İşte ben bu cümleye çok fena taktım...
Nefes bile alamazdınız...
Sayın yetkililer,
Bu cümleyle nasıl bir hayat tarif ettiğinizin farkında mısınız? Herkesin birinci olmaya çalıştığı ve sadece onu anlamlı bulduğu bir dünyanın nasıl bir cangıl hâline geleceğini kestiremiyor musunuz?
Bana inanın sayın yetkililer, böyle bir psiko-sosyoloji içinde nefes bile alamazdınız.
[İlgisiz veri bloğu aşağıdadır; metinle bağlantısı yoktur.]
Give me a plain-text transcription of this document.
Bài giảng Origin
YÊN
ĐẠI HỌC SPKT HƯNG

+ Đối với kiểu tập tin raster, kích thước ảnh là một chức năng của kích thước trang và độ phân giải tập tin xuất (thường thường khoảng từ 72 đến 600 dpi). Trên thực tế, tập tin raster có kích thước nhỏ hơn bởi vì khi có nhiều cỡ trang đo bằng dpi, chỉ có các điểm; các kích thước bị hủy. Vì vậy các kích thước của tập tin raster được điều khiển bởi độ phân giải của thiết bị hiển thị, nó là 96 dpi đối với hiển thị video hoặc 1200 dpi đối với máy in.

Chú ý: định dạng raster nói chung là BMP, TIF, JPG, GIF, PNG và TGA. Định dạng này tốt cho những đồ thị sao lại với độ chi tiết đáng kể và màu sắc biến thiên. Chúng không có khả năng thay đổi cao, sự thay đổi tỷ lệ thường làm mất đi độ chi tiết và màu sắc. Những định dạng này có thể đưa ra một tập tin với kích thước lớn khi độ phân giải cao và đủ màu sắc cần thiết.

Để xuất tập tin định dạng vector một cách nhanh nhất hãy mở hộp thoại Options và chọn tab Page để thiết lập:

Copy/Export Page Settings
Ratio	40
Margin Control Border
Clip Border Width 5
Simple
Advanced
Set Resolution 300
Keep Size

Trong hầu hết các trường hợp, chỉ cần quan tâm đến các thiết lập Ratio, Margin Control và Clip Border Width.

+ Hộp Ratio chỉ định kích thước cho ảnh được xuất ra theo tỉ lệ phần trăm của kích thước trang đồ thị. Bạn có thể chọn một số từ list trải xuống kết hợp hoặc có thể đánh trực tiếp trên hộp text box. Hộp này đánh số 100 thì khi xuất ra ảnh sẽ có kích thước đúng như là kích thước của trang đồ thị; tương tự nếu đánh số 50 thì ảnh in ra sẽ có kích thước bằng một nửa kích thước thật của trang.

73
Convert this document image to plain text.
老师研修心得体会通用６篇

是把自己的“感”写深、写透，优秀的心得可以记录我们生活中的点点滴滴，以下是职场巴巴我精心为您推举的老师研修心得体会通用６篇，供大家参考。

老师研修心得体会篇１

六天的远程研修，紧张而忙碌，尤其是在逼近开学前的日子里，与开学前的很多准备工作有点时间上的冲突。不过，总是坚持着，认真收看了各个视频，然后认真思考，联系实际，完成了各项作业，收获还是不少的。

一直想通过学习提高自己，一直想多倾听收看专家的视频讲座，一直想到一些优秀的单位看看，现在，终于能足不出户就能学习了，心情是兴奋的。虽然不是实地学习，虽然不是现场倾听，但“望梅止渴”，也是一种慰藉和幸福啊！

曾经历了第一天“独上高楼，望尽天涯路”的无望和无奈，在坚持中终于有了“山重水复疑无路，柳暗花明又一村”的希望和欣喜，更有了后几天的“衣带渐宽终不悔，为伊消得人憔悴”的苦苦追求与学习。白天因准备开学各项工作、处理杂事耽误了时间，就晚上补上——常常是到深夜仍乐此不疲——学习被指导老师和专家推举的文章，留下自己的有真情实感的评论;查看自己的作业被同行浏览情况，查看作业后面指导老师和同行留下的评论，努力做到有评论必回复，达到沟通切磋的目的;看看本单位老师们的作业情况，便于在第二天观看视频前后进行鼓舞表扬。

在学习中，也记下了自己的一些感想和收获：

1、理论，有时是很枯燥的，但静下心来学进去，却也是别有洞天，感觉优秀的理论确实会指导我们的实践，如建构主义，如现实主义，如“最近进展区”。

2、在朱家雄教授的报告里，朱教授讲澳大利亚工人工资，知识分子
Hayatta bırakın ikinci olmanın, sonuncu olmanın da bir anlamı vardır.
Tıpkı bunun gibi yenmek de anlamlıdır yenilmek de, cesaret de anlamlıdır korkaklık da, yıldızlık da sıradanlık da...
Herkesin galip, herkesin cesur, herkesin yıldız olmaya çalıştığı ve sadece bunların anlamlı sayıldığı bir dünyada, sizce insan diye bir şey kalır mıydı?
Bir an böyle bir dünyayı hayal etmeye çalışın, göreceksiniz ki insanı vahşet hâlinden uzakta tutan şey, mağlubiyeti dünyanın sonu saymayan sıradan korkak insanlardır.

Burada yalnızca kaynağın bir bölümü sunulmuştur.